Sie bekam keine Antwort. Una streichelte über ihren Kopf und fing an zu singen, wie sie Juja oft beruhigte, nur leiser.
Und am nächsten Tag vergaß sie eben dieses Singen.
Es war noch in den Morgenstunden. Da sahen sie, dass an der Südseite außerhalb der Mauer Balken aufgerichtet wurden, die hoch über die Blumen ragten. Dshirahs Blick hing voller Angst und Fragen an Unas Gesicht. Und sie sah in Unas Augen ein unruhiges Flackern. Da waren vielleicht weniger Fragen, aber genauso viel Angst.
«Silbão?», fragte Juja. Sie flüsterte: «Er kommt nicht.» Und sie schrie: «Nie wieder!»
Sie sank in sich zusammen und sang: «Abdalameh, Abdalameh.»
Una starrte auf das Gerüst im Süden, und Jujas Stimme glitt in den Totengesang.
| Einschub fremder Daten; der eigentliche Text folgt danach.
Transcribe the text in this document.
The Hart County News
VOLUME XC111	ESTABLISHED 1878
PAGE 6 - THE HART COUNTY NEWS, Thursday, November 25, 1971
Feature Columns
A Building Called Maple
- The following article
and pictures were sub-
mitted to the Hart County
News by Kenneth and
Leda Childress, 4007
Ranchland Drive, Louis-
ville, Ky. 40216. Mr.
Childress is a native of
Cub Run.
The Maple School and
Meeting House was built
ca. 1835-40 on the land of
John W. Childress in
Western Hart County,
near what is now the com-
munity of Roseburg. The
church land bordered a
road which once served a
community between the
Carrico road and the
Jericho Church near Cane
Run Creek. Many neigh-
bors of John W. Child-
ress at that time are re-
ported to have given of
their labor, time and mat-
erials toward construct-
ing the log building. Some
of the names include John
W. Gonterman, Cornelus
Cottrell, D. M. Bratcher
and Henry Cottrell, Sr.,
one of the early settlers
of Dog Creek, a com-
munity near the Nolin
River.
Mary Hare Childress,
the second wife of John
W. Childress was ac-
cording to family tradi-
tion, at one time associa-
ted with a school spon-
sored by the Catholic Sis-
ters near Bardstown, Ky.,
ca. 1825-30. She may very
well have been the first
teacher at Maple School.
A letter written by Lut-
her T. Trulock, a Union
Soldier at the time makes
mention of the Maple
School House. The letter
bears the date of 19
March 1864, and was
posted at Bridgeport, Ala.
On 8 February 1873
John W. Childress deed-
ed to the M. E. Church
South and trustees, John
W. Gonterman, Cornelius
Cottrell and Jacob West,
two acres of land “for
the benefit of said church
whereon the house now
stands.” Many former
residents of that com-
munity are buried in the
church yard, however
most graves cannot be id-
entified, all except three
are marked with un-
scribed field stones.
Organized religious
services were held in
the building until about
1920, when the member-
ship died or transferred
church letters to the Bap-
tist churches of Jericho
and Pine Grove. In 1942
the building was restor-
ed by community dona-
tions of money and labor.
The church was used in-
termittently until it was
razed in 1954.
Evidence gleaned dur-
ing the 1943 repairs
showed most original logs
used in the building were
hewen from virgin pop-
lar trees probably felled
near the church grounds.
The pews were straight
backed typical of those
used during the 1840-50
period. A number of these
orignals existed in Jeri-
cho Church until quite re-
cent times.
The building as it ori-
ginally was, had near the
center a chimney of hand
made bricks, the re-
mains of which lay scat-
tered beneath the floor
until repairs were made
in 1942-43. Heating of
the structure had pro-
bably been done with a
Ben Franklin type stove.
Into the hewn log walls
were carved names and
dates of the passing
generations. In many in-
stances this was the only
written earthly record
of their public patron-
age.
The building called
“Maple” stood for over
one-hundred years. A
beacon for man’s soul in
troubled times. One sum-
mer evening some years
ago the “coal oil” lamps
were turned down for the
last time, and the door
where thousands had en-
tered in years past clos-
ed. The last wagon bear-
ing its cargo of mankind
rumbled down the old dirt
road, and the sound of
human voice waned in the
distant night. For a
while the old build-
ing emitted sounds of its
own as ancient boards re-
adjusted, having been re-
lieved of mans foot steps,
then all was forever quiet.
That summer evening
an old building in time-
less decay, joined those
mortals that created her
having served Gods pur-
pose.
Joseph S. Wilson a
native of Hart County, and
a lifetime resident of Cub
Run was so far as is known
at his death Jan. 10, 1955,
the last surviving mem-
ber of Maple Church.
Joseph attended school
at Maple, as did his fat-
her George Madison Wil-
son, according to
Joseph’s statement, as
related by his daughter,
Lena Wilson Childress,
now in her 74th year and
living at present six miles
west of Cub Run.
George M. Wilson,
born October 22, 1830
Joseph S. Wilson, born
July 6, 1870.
Auf der Mauer stand ein Mann. Er schlug mit einem großen Messer, fast ein Schwert, auf die Blumen ein. Sie fielen hinab nach En-Wlowa, lange Girlanden aus riesigen Blüten. Jujas Lied zerbrach in Schluchzer. Una schwieg noch immer.
Und die anderen? Die vielen anderen? Sie schrien oder lachten oder fluchten oder tanzten oder zitterten – und keiner wusste warum.
An diesem Tag geschah nichts mehr. Sie hatten also noch eine Nacht, voller Grübeln, voller Angst – ohne Schlaf. Und eine kleine, verrückte, vollkommen sinnlose Hoffnung war auch dabei. Dshirah kuschelte sich an Una und träumte, sie läge wieder in den Armen ihrer Mutter.